Shingal, Nordidrak

Türkei greift kurdische und jesidische Ziele an

Bilder des türkischen Verteidigungsministeriums zeigen den Luftangriff
© APTN

15. Juni 2020 - 18:18 Uhr

Luftangriffe auf Ziele im Nordirak

Mit Kampfjets hat die Türkei in der Nacht zu Montag unter anderem die Region Shingal bombardiert. Die türkische Regierung gibt an, die verbotene kurdische Arbeiterpartei PKK angreifen zu wollen. Kampfjets hätten Höhlen zerstört, in denen "die Terroristen" Unterschlupf gesucht hätten, die Höhlen seien über ihnen eingestürzt. Unter der politischen Agenda der Türkei, die PKK zu vertreiben, leidet jetzt vor allem die Zivilbevölkerung, wie eine Expertin im RTL-Interview erklärt.

Jesiden in Angst

Erst vor kurzem sind etwa 150 jesidische Familien in die Region um Sindschar zurückgekehrt. 2015 waren sie vor dem Islamischen Staat (IS) geflohen. Aktivisten im Nordirak berichten davon, dass Jesiden sich vor den Angriffen der Türkei fürchten und jetzt wieder in Angst leben. Die Operation "Claw-Eagle" (Adlerkralle) richte sich unter anderem gegen Ziele in den Kandil-Bergen nahe der iranischen Grenze - rund 100 Kilometer südlich der Türkei.

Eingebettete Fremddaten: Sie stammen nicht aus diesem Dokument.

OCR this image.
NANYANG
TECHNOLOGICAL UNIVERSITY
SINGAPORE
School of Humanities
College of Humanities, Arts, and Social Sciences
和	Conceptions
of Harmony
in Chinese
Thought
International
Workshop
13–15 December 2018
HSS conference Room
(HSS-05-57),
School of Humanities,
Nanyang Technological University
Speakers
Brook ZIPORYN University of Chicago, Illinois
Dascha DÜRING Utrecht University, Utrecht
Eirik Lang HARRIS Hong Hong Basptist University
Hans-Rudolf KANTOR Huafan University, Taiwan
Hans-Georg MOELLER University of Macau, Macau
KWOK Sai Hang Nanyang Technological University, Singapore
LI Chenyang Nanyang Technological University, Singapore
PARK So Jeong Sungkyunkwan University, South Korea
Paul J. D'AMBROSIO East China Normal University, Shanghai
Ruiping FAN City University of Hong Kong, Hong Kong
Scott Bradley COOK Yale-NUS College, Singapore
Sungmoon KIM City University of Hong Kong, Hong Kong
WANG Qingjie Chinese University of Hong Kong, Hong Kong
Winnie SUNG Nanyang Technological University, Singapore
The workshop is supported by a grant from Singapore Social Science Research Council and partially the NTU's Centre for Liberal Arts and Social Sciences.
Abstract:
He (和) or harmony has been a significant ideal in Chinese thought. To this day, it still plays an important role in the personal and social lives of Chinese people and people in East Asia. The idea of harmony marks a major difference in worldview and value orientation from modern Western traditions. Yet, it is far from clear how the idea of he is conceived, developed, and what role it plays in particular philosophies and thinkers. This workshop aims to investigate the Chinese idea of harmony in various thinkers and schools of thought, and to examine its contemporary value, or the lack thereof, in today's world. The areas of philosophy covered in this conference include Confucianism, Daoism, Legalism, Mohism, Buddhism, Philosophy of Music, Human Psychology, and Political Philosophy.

"Die Jesiden haben sich gerade erst aus den Klauen des IS befreit und geraten jetzt in die nächste Kralle", sagt Düzen Tekkal, Journalistin und Gründerin von Háwar, im RTL-Interview. Háwar ist ein Verein, der sich für Geflüchtete in Deutschland einsetzt. Und ein Verein, der vor Ort hilft – vor allem Frauen, die in IS-Gefangenschaft waren.

"Das ist ein Kriegsverbrechen"

"Ein NATO-Bündnispartner sorgt gerade dafür, dass die Zivilbevölkerung im Shingal in Gefahr gebracht wird. Das ist ein Kriegsverbrechen. Wir fragen uns, wie lange die restlichen Bündnispartner zuschauen wollen, ohne zu handeln.", Düzen Tekkal fordert, dass die Politik aufmerksam wird und ein klares Zeichen gegenüber der Türkei setzt. Bisher hat sich Deutschland nicht zu den Luftangriffen geäußert.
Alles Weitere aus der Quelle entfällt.